Старик сплел узловатые тонкие пальцы в замок и продолжил:

— Случай, о котором тебе стало известно, не имеет примеров. Случилось горе — пострадали дети. Ты знаешь как. Когда утром погибли палачи и их жертвы, души несчастных вместе со своими мучителями попали в место, которое можно назвать преддверием… Я бы предпочел об этом мире не говорить вслух… Так вот, там почти обычные люди, внешне похожие на нас. Ключевое слово — «почти». Тот мир проклят — живущие там не имеют права на ошибку. Это испытание самоубийц. Тех, кто особо не грешил, после смерти ждет долгая дорога к лучшим мирам, а отступников… их тропа коротка как нигде. Без шансов, без спасения. Но из-за того проклятого преступления, вопреки законам вселенной и всем божественным правилам, в тот мир самоубийц вместе с палачами отправились детские невинные души. И каждый новый день пребывания там, наслаивает на них свинцовые одеяла и скоро может наступить момент невозврата. Если им не помочь, то они останутся в том мире навсегда.

Артём рассмеялся.

— Моя фантазия — это всего лишь морок! А ваша история — хорошая идея для романа ужасов. Вот только из-за сказок люди не убивают стариков. Слова, всего лишь слова! Вы вообще представляете, о чем меня просите? Убить вас? А дальше что?

Старик часто-часто заморгал, словно готов был расплакаться.

— Да. А потом убить себя.

21. Незваные гости

Артёму посмотрел на старика и не смог сдержать смеха.

— Слушайте, ну даже если вы и правы… У меня фантазия богатая, я могу это все представить. Но спасать детские души из темных вселенных — это задача для ангелов или, скажем, Орфея. Я не прав? Ваши голоса, — последнее слово Артём произнес издевательски, — просят, чтобы вы быстрее умерли. Ну и скатертью дорога! Право выбора есть у всех. Только я тут причем? Я видел их смерть, но мне никто не показывал мир, в который попали дети. Это не мой крест!

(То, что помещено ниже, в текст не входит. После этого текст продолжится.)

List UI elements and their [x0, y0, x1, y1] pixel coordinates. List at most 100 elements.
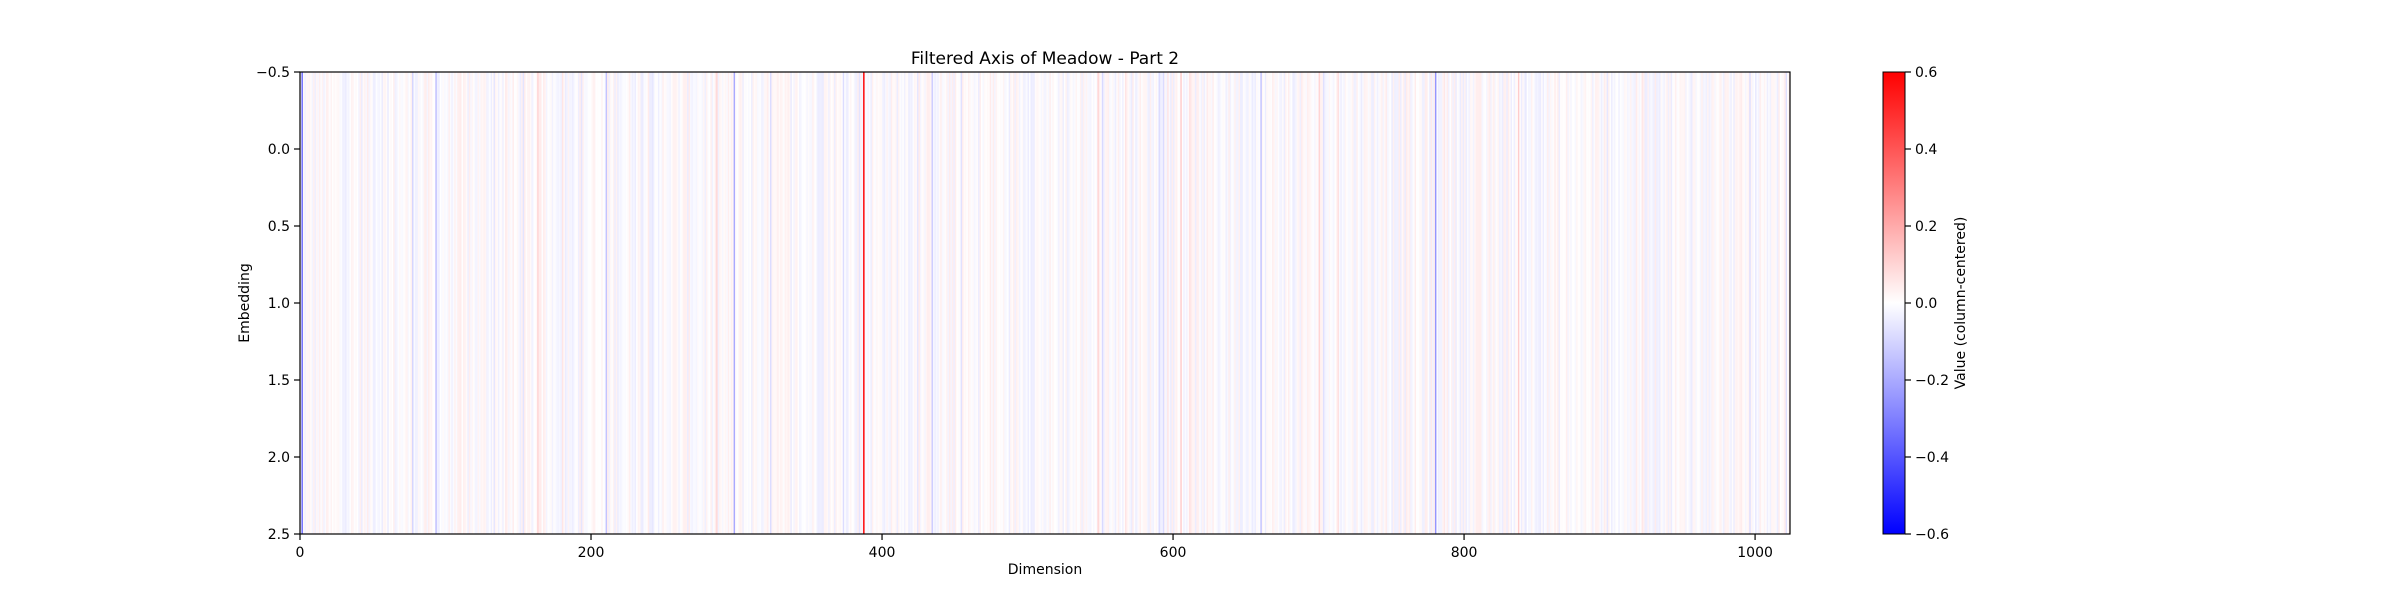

Старик все же заплакал. Его губы задрожали, глаза застелила влажная пелена. Слова тяжело давались, но он продолжал и продолжал говорить, и слова его были горьки, как слезы:

— Ты его не видишь, потому что тебе предстоит самому найти туда дорогу. Ангелы не могут спасти детей — их души уже не чисты! Попав в мир самоубийц, они изменились телесно и чем дольше они там будут, тем больше грехов совершат… Как тебя убедить, я не знаю. Я всего лишь праведник, и не обладаю даром красноречия. Я готов умереть, но как заставить другого человека себя убить? Ну, хоть попытался… Но только знай. После всего, что ты здесь услышал, твоя жизнь изменилась навсегда. Ты никогда не будешь знать покоя. Дни будут тянутся, словно смола, а знание того, что где-то в дальней вселенной навечно запечатаны чистые невинные души, а ты, — трусливый безвольный червяк — обрек их на вечные муки, это знание отравит твои последующие годы. Они будут долгими, ты умрешь нескоро, смерть откажется от тебя и тебе, уже почти развалине в свои сорок, придется хлебнуть полным черпачком старости, под горлышко, по самое нихачу! Ты, как и я в свои семьдесят, уже не чувствуешь вкусов и запахов. Ты одинок и с годами друзей у тебя не прибавится. Ты превратишься в пустую раковину, оболочку, которую покинут даже фантазии. И ты будешь вспоминать сегодняшний день, день, как ты мог…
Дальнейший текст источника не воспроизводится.